Drush could not manage updating modules files that had owner=group=6226. The files had been restored from a backup. DON'T USE ZIP BACKUPS for linux www files!
• use tar and gzip
• use sudo
• extract using sudo
Cheers Randy :)

Execute drush as webserver user is great, but:

The solution with a script file called drush which calls the real drush as the webserver user works perfectly well in our scenario as we do have deployment strategies that do not utilize drush for i.e. module updates or other functions that would have to write to any directories other than file directories where the webserver user has write permission anyways.

While this approach work perfectly well while being executed from a terminal console of a remote host, it does however throw some warnings when executed from my local terminal over SSH.

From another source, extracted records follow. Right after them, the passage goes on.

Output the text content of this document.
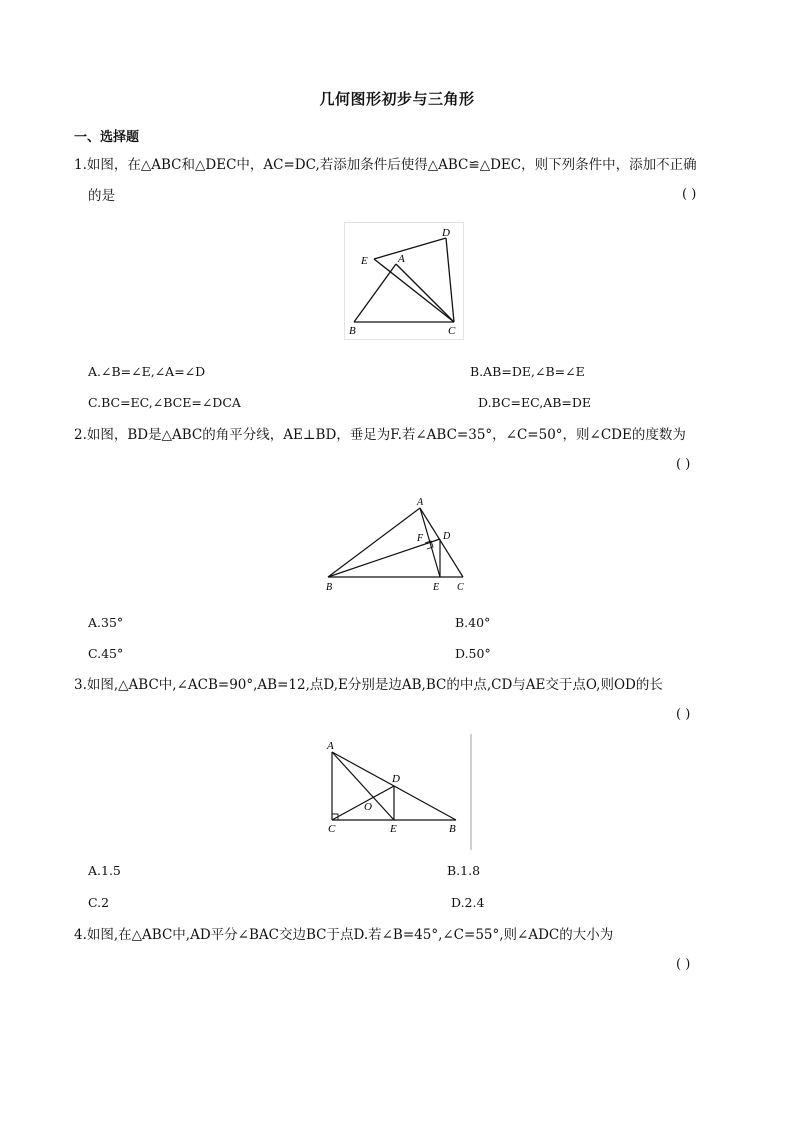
几何图形初步与三角形
一、选择题
1.如图，在△ABC和△DEC中，AC=DC,若添加条件后使得△ABC≌△DEC，则下列条件中，添加不正确
的是	( )
D
E	A
B	C
A.∠B=∠E,∠A=∠D	B.AB=DE,∠B=∠E
C.BC=EC,∠BCE=∠DCA	D.BC=EC,AB=DE
2.如图，BD是△ABC的角平分线，AE⊥BD，垂足为F.若∠ABC=35°，∠C=50°，则∠CDE的度数为
( )
A
F D
B	E C
A.35°	B.40°
C.45°	D.50°
3.如图,△ABC中,∠ACB=90°,AB=12,点D,E分别是边AB,BC的中点,CD与AE交于点O,则OD的长
( )
A
D
O
C	E	B
A.1.5	B.1.8
C.2	D.2.4
4.如图,在△ABC中,AD平分∠BAC交边BC于点D.若∠B=45°,∠C=55°,则∠ADC的大小为
( )
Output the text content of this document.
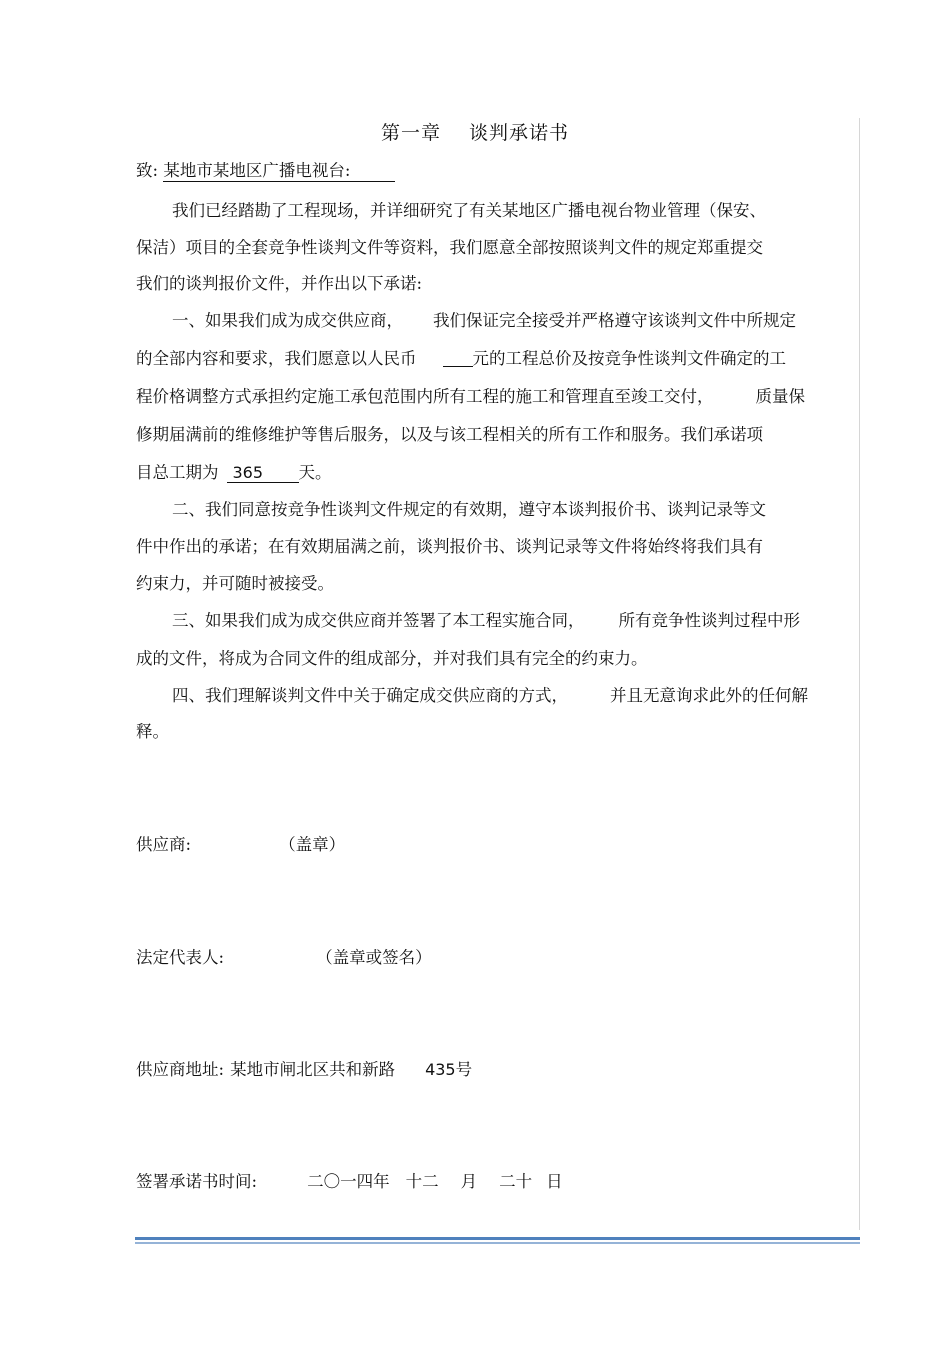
第一章 谈判承诺书
致: 某地市某地区广播电视台:
我们已经踏勘了工程现场，并详细研究了有关某地区广播电视台物业管理（保安、
保洁）项目的全套竞争性谈判文件等资料，我们愿意全部按照谈判文件的规定郑重提交
我们的谈判报价文件，并作出以下承诺:
一、如果我们成为成交供应商， 我们保证完全接受并严格遵守该谈判文件中所规定
的全部内容和要求，我们愿意以人民币	元的工程总价及按竞争性谈判文件确定的工
程价格调整方式承担约定施工承包范围内所有工程的施工和管理直至竣工交付，	质量保
修期届满前的维修维护等售后服务，以及与该工程相关的所有工作和服务。我们承诺项
目总工期为 365 天。
二、我们同意按竞争性谈判文件规定的有效期，遵守本谈判报价书、谈判记录等文
件中作出的承诺；在有效期届满之前，谈判报价书、谈判记录等文件将始终将我们具有
约束力，并可随时被接受。
三、如果我们成为成交供应商并签署了本工程实施合同， 所有竞争性谈判过程中形
成的文件，将成为合同文件的组成部分，并对我们具有完全的约束力。
四、我们理解谈判文件中关于确定成交供应商的方式，	并且无意询求此外的任何解
释。
供应商:	（盖章）
法定代表人:	（盖章或签名）
供应商地址: 某地市闸北区共和新路 435号
签署承诺书时间:	二〇一四年 十二 月 二十 日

The command being executed is drush @remote.alias status and the warnings are:

tput: unknown terminal "unknown"
No entry for terminal type "unknown";
using dumb terminal settings.

I was looking around the web but couldn't find a solution yet. Those warnings do not appear if drush was called as the logged in user remotely, i.e. without the workaround described initially.

Thanks for this handy article

Thanks for this handy article.

I think the line:

> sudo chmod g+s sites/default/files # Set the "sticky" bit so all files created inside will have group of directory

Could be changed to:

> sudo chmod g+s sites/default/files # Set the SGID so all files created inside will have group of directory

I think setting the SGID (Set Group Id) is different from setting the sticky bit.

Thanks, I updated with your

Thanks, I updated with your suggestion. You're right they're totally different. At least as different as bits get :)

file_chmod_directory in configuration settings

Another step one can take is to add the following to yours settings.php (after you have added your developers to the apache group):

<?php
 
$conf
['file_chmod_directory'] = 02770;
$conf['file_chmod_file'] = 02660;
?>

The sticky bits are very important, because otherwise, permissions won't be recursive in the proper way.

Thank you again for the excellent article.